NCJ Number
130292
Date Published
1991
Length
61 pages
Annotation
The relevance of constitutional doctrines relating to law enforcement conduct are applied to police activities and conduct, including the extraction of a sample of blood from a suspect.
Abstract
In constitutional terms, challenges to law enforcement conduct usually rest on provisions guaranteeing protection from compelled self-incrimination, right to privacy and to be free from unreasonable searches and seizures, right to counsel, and general rights to due process of law. Perhaps in part because of the limited applicability of the fifth amendment, the fourth amendment's prohibition against unreasonable searches and seizures has become the major Federal constitutional vehicle for regulating police conduct in the gathering of evidence. Several threshold issues are presented by efforts to invoke this prohibition; they focus on when law enforcement conduct constitutes a search or a seizure so as to invoke the fourth amendment and on the effect of the requirement of standing and a narrow conception of what constitutes a search.
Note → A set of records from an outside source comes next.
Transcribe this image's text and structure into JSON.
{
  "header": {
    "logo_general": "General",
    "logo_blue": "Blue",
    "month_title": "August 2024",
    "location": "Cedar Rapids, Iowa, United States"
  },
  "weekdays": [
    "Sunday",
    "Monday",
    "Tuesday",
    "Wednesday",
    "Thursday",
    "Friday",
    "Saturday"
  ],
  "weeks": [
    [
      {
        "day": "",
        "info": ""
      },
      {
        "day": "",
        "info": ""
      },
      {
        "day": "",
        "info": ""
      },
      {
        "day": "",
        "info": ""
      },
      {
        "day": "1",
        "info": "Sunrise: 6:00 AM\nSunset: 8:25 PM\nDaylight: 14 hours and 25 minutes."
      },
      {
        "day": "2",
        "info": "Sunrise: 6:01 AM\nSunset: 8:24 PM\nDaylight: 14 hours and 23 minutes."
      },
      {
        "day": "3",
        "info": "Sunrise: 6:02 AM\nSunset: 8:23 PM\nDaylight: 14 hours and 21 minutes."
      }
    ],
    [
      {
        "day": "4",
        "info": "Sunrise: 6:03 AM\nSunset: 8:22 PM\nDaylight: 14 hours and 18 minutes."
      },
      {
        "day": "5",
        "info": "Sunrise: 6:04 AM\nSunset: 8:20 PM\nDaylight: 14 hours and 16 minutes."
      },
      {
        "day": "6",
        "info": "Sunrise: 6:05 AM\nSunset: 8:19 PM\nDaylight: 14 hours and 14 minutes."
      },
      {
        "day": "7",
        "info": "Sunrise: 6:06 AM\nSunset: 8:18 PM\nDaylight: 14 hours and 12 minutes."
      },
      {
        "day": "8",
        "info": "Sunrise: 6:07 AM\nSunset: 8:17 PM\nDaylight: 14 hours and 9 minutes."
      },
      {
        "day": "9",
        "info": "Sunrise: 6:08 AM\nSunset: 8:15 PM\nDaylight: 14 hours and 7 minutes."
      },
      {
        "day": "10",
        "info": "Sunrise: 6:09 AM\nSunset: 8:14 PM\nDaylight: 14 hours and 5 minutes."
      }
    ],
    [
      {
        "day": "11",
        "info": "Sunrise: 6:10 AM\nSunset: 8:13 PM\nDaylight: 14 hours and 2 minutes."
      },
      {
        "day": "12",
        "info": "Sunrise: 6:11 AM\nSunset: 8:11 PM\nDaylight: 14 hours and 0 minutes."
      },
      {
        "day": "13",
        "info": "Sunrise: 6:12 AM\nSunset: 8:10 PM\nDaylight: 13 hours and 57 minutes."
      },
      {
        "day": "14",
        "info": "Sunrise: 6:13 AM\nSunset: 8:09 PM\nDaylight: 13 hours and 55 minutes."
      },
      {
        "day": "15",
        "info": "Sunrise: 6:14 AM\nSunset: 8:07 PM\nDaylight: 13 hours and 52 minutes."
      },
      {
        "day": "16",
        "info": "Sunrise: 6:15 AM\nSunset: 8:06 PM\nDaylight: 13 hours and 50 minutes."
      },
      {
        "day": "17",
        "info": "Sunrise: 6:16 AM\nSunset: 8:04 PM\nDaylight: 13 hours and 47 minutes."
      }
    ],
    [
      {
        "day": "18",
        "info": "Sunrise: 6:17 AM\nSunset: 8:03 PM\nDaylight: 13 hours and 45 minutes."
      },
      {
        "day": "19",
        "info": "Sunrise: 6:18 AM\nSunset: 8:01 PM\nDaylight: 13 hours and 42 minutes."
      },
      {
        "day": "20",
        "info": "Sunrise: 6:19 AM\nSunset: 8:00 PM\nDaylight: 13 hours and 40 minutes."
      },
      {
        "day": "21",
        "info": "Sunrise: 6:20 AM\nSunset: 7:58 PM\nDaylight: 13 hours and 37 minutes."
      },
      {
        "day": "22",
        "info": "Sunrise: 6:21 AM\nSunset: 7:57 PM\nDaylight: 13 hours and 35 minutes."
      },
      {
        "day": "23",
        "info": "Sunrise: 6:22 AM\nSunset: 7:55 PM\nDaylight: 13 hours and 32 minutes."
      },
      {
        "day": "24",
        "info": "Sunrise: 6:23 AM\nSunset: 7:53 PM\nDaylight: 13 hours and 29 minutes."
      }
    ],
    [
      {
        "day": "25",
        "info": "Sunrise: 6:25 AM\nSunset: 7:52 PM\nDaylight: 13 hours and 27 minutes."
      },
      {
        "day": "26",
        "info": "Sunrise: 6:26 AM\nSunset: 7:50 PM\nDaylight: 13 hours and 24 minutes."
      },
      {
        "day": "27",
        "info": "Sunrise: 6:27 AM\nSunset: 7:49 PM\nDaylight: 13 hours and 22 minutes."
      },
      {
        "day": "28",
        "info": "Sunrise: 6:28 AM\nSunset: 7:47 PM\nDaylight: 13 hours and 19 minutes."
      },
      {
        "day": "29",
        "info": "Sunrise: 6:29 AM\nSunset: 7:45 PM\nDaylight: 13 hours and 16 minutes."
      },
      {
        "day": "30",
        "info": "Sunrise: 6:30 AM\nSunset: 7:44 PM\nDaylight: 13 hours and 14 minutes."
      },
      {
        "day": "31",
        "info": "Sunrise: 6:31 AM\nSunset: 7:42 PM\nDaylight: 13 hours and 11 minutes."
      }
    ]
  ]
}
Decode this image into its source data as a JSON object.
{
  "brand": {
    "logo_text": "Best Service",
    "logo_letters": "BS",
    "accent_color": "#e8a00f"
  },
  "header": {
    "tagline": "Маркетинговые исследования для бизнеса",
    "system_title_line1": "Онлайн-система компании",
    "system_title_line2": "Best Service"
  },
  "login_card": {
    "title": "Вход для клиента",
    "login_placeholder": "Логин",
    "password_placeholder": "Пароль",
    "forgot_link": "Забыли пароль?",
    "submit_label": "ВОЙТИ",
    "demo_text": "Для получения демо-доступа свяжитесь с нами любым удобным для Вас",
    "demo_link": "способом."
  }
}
The fourth amendment exclusionary rule is invoked if challenged evidence is tainted by an unreasonable seizure as well as if it is the product of an unreasonable search. Whether law enforcement activities constitute a seizure is determined by criteria different from those identifying searches, and the reasonableness of seizures is governed by fourth amendment requirements different from those applicable to searches. Further, the right to security in person and property protected by the fourth amendment may be invaded in quite different ways by searches and seizures. A search compromises the individual interest in privacy, while a seizure deprives the individual of dominion over his or her person or property. Case materials are included.